Soave is a dry white wine that comes from the area around the city of Verona.  Within the world of Soave wines, there are two legal levels of the wine.  There is a DOC Soave that is less restricted and controlled in its production. And, there is the DOCG Soave Superiore.  And, yes, that translates as “superior.” More controls, better grapes, etc. Both of these wines also have a possible “Classico” designation that moves them up a notch as well. The Soave DOC was established in 1968 and the Soave Superiore was declared for the 2002 vintage. Garganega makes up 70 to 100 percent of any Soave wine.  It can be blended with Pinot Bianco (Pinot Blanc), Chardonnay or Trebbiano di Soave (also called Verdicchio in this area). No wonder we don’t know when we’ve drunk some of these grapes.
Soave wines were hugely popular in the United States in the middle of the 20th century. This is because there was an Italian wine boom following the second World War. The popularity of Soave was due mostly to the marketing efforts of a large winery in that part of Italy: Bolla.  For years, even since I’ve been in Beaufort, people came to buy “Soave Bolla” like Soave was the winery name. (Interestingly, Bolla stopped making Soave several years ago, which is too bad because we should all be thrilled with these wines all summer.)

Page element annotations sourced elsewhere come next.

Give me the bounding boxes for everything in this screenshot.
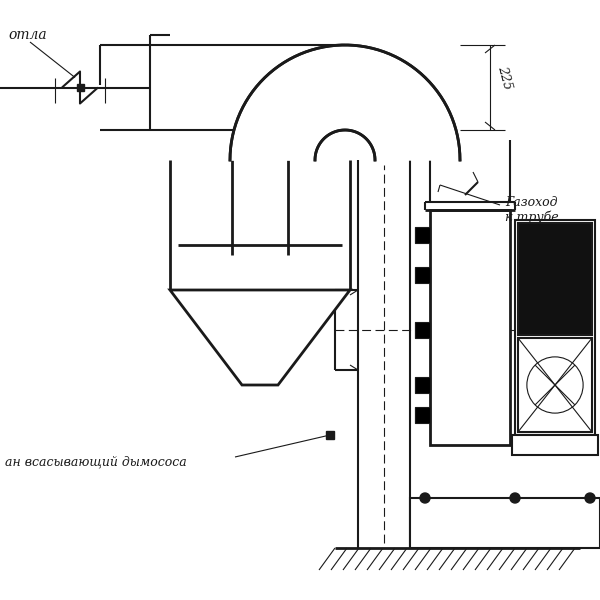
Bar	[415, 377, 430, 393]
Bar	[410, 498, 600, 548]
Bar	[77, 84, 83, 91]
Bar	[415, 322, 430, 338]
Bar	[518, 223, 592, 335]
Bar	[415, 267, 430, 283]
Text: отла: отла	[8, 28, 47, 42]
Text: ан всасывающий дымососа: ан всасывающий дымососа	[5, 455, 187, 469]
Circle shape	[510, 493, 520, 503]
Bar	[415, 407, 430, 423]
Text: 225: 225	[495, 64, 514, 91]
Polygon shape	[170, 290, 350, 385]
Text: Газоход
к трубе: Газоход к трубе	[505, 196, 559, 224]
Circle shape	[585, 493, 595, 503]
Bar	[518, 338, 592, 432]
Bar	[326, 431, 334, 439]
Bar	[512, 435, 598, 455]
Bar	[415, 227, 430, 243]
Bar	[430, 210, 510, 445]
Bar	[515, 220, 595, 435]
Polygon shape	[230, 45, 460, 160]
Circle shape	[420, 493, 430, 503]
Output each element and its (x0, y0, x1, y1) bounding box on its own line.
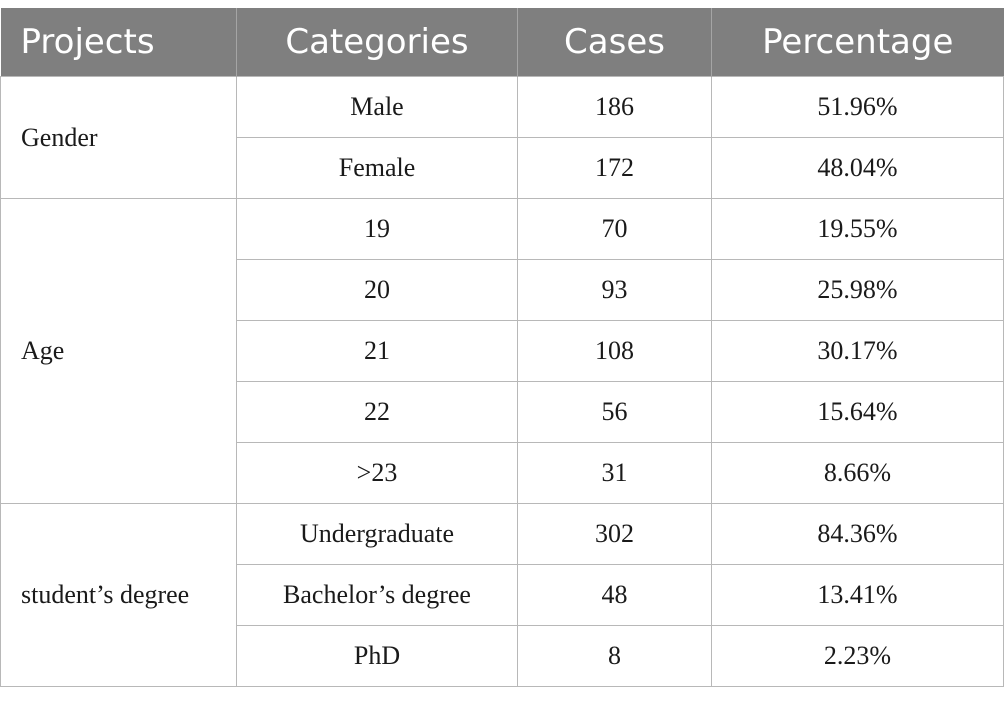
header-cases: Cases (517, 8, 712, 77)
percentage-cell: 2.23% (711, 625, 1004, 687)
cases-cell: 186 (517, 76, 712, 138)
category-cell: Undergraduate (236, 503, 518, 565)
cases-cell: 31 (517, 442, 712, 504)
category-cell: PhD (236, 625, 518, 687)
cases-cell: 108 (517, 320, 712, 382)
category-cell: Bachelor’s degree (236, 564, 518, 626)
percentage-cell: 15.64% (711, 381, 1004, 443)
cases-cell: 93 (517, 259, 712, 321)
cases-cell: 8 (517, 625, 712, 687)
table-row: Age 19 70 19.55% (0, 198, 1004, 504)
percentage-cell: 19.55% (711, 198, 1004, 260)
category-cell: 21 (236, 320, 518, 382)
percentage-cell: 25.98% (711, 259, 1004, 321)
header-percentage: Percentage (711, 8, 1004, 77)
table-row: >23 31 8.66% (1, 442, 1004, 504)
cases-cell: 172 (517, 137, 712, 199)
cases-cell: 302 (517, 503, 712, 565)
table-row: 22 56 15.64% (1, 381, 1004, 443)
cases-cell: 48 (517, 564, 712, 626)
category-cell: Male (236, 76, 518, 138)
header-categories: Categories (236, 8, 518, 77)
percentage-cell: 30.17% (711, 320, 1004, 382)
project-cell-gender: Gender (0, 76, 237, 199)
table-row: Female 172 48.04% (1, 137, 1004, 199)
category-cell: >23 (236, 442, 518, 504)
table-row: student’s degree Undergraduate 302 84.36… (0, 503, 1004, 687)
header-row: Projects Categories Cases Percentage (0, 8, 1004, 77)
percentage-cell: 48.04% (711, 137, 1004, 199)
percentage-cell: 84.36% (711, 503, 1004, 565)
category-cell: 19 (236, 198, 518, 260)
header-projects: Projects (0, 8, 237, 77)
demographics-table: Projects Categories Cases Percentage Gen… (0, 8, 1004, 687)
project-cell-age: Age (0, 198, 237, 504)
table-row: Gender Male 186 51.96% (0, 76, 1004, 199)
category-cell: Female (236, 137, 518, 199)
table-row: Bachelor’s degree 48 13.41% (1, 564, 1004, 626)
percentage-cell: 8.66% (711, 442, 1004, 504)
project-cell-students-degree: student’s degree (0, 503, 237, 687)
percentage-cell: 13.41% (711, 564, 1004, 626)
cases-cell: 70 (517, 198, 712, 260)
percentage-cell: 51.96% (711, 76, 1004, 138)
table-row: PhD 8 2.23% (1, 625, 1004, 687)
cases-cell: 56 (517, 381, 712, 443)
category-cell: 22 (236, 381, 518, 443)
category-cell: 20 (236, 259, 518, 321)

Our Soave for today, though, comes from Santi.  Santi traces its origins to 1843, when Carlo Santi established a wine cellar in the village of Illasi.  The original winery was located in the heart of the most acclaimed wine growing zones in the Veneto near Lake Garda. Santi is now an Italian wine making success story concentrating on four basic wines — Pinot Grigio, Valpolicella, Amarone and Soave Classico. They use mainly their own estate grown grapes and some long term contracts with local growers who follow Santi’s directions. The Santi Soave Vignetti di Monteforte (Monteforte is one of the best areas in the Soave subzone.) is made from grapes grown at about 300 meters above sea level. They face Southwest as they grow so the afternoon sun lingers on them producing layers of flavors.  The soil is of volcanic origin with basalt formations and rich in calcium, potassium and magnesium. The grapes are harvested in early October, softly crushed and cold fermented. Malo-lactic fermentation is not allowed to happen so the wine’s acidity is fresh and crisp. The wine is allowed to rest on its lees for seven months which adds complexity and aromatics. The wine is straw colored with a fresh fragrance of elder flowers and hints of tropical fruits, herbs and honey. Just so you know, the blend for this Soave is 90% Garganega and 10% Trebbiano.
A couple of months ago, a “Wine Spectator” write up on this wine said, “Tropical pineapple and mango flavors mix with apple, tangerine and almond in this fruity Soave. A fleshy white, balanced by juicy acidity.” And you can drink it for $11.99 a bottle. Enjoy!